Novel ini dibuka dengan kisah kelahiran Gusni, sang tokoh utama, yang membuat keluarga maupun para suster dan dokter di rumah sakit tercengang karena ukurannya yang jumbo. Pembukaan yang benar-benar ciamik menurut saya, berhasil membuat saya ikut merasakan ketegangan Papa saat menanti kelahiran anak keduanya,  sekaligus tertawa-tawa membayangkan kejadian-kejadian kocak yang diselipkan sang penulis dengan cantiknya di bab pertama. Sepulangnya dari rumah sakit, kehadiran Gusni tidak disambut baik oleh Gita, kakaknya. Gita merasa Gusni merebut perhatian dan kasih sayang Papa dan Mama padanya. Untungnya Papa berhasil meyakinkan Gita bahwa mereka berdua adalah anak kesayangan Papa dan Mama. Saya rasa para orang tua perlu juga belajar dari Papa bagaimana mengatasi kecemburuan anak pertama.

Papa, Mama, Gita, dan Gusni. Sebuah keluarga kecil yang bahagia, sayangnya ada sebuah cobaan berat yang membebani mereka. Ukuran jumbo Gusni bukanlah tanpa sebab, pipi buah apelnya itu bukanlah hanya karena Gusni suka makan. Gusni mengidap penyakit genetis yang membuatnya diramalkan tidak hidup lama. Papa dan Mama menyembunyikan detail penyakit itu dari Gusni hingga berusia 18 tahun, begitu juga halnya penulis. Saking penasarannya saya, minggu lalu saya baca novel ini sampai jam 2 pagi, sampai bagian dimana penyakit Gusni ini menjadi jelas.

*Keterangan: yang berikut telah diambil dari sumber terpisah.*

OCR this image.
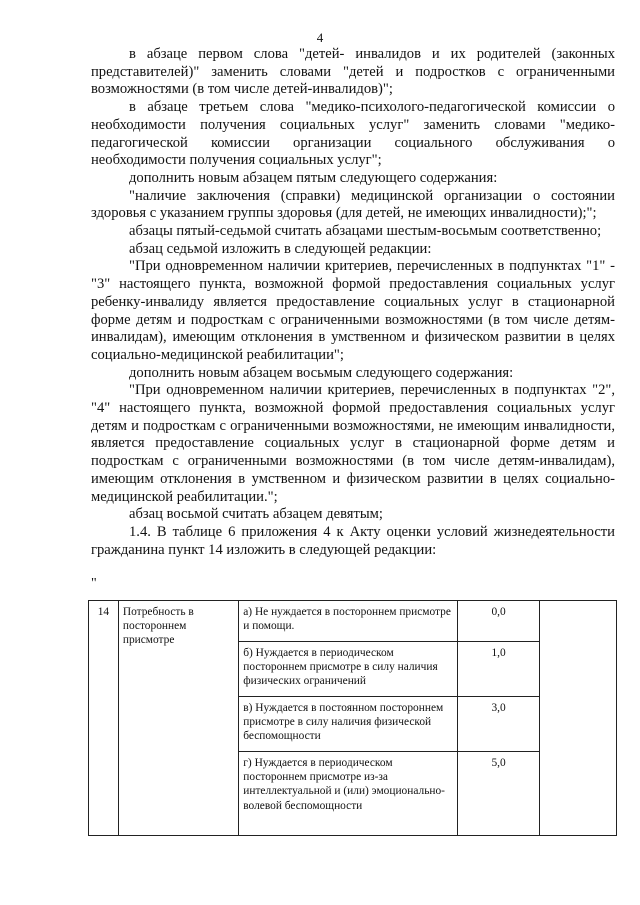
4

в абзаце первом слова "детей- инвалидов и их родителей (законных представителей)" заменить словами "детей и подростков с ограниченными возможностями (в том числе детей-инвалидов)";

в абзаце третьем слова "медико-психолого-педагогической комиссии о необходимости получения социальных услуг" заменить словами "медико-педагогической комиссии организации социального обслуживания о необходимости получения социальных услуг";

дополнить новым абзацем пятым следующего содержания:

"наличие заключения (справки) медицинской организации о состоянии здоровья с указанием группы здоровья (для детей, не имеющих инвалидности);";

абзацы пятый-седьмой считать абзацами шестым-восьмым соответственно;

абзац седьмой изложить в следующей редакции:

"При одновременном наличии критериев, перечисленных в подпунктах "1" - "3" настоящего пункта, возможной формой предоставления социальных услуг ребенку-инвалиду является предоставление социальных услуг в стационарной форме детям и подросткам с ограниченными возможностями (в том числе детям-инвалидам), имеющим отклонения в умственном и физическом развитии в целях социально-медицинской реабилитации";

дополнить новым абзацем восьмым следующего содержания:

"При одновременном наличии критериев, перечисленных в подпунктах "2", "4" настоящего пункта, возможной формой предоставления социальных услуг детям и подросткам с ограниченными возможностями, не имеющим инвалидности, является предоставление социальных услуг в стационарной форме детям и подросткам с ограниченными возможностями (в том числе детям-инвалидам), имеющим отклонения в умственном и физическом развитии в целях социально-медицинской реабилитации.";

абзац восьмой считать абзацем девятым;

1.4. В таблице 6 приложения 4 к Акту оценки условий жизнедеятельности гражданина пункт 14 изложить в следующей редакции:

"
14	Потребность в постороннем присмотре	а) Не нуждается в постороннем присмотре и помощи.	0,0	
		б) Нуждается в периодическом постороннем присмотре в силу наличия физических ограничений	1,0	
		в) Нуждается в постоянном постороннем присмотре в силу наличия физической беспомощности	3,0	
		г) Нуждается в периодическом постороннем присмотре из-за интеллектуальной и (или) эмоционально-волевой беспомощности	5,0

Layaknya masyarakat Indonesia lainnya, malam itu keluarga Gusni menonton Susi Susanti berjuang di Final Olimpiade 1992. Saya sendiri baru berumur 1 tahun waktu itu, tidak bisa mengingat seperti euforia keberhasilan Susi Susanti membawa pulang medali emas. Tapi dari buku ini, saya bisa membayangkan, bisa turut merasakan gegap-gempitanya Indonesia menyambut kemenangan. Di malam itulah juga Gita dan Gusni menemukan cita-cita mereka: menjadi pahlawan bulutangkis. Papa yang menafkahin keluarganya lewat bulutangkis (berjualan shuttlecock) tentu mendukung cita-cita Gita. Sedangkan Gusni, karena penyakitnya Papa dan Mama jadi sangat protektif terhadapnya, Gusni harus puas dengan mengayunkan raket nyamuknya.

Jangan pernah meremehkan kekuatan seorang manusia, karena Tuhan sedikitpun tidak pernah

Masa kanak-kanak Gusni penuh kenangan, dengan lihainya penulis berhasil membawa kita ke dunia kanak-kanak yang polos. Gusni bertemu dengan Harry, anak tukang bakmi yang juga menyukai onde-onde seperti Gusni. Persahabatan Gusni dan Harry membuat kita mengenang masa kecil kita sendiri. Ada beberapa kejadian konyol yang mengingatkan pada pengalaman saya sendiri, seperti: sekte pemuja kotak pensil, anak lelaki yang mengintip rok anak perempuan dengan rautan berkaca, maupun perang jauh-jauhan pipis. Saya seperti merasa kembali ke masa-masa sekolah dasar, tertawa-tawa membaca lelucon yang dengan pintarnya diselipkan penulis di sela-sela cerita.

Sama dengan halnya novel 5 cm, Donny Dhirgantoro juga menyinggung masalah Reformasi tahun 1998, kali ini dari sudut pandang para korban. Gusni yang terjebak di antara kerumunan massa anarkis serta keluarga Harry yang harus kehilangan sumber penghidupannya karena warung bakminya dibakar massa. Kita dibawa kembali ke masa-masa kelam era reformasi, terbawa hanyut dalam ketakutan yang dirasakan Gusni, Harry, dan keluarganya. Dan saat Gusni harus berpisah dari Harry, kita pun merasakan kesedihan Gusni karena harus kehilangan sahabatnya.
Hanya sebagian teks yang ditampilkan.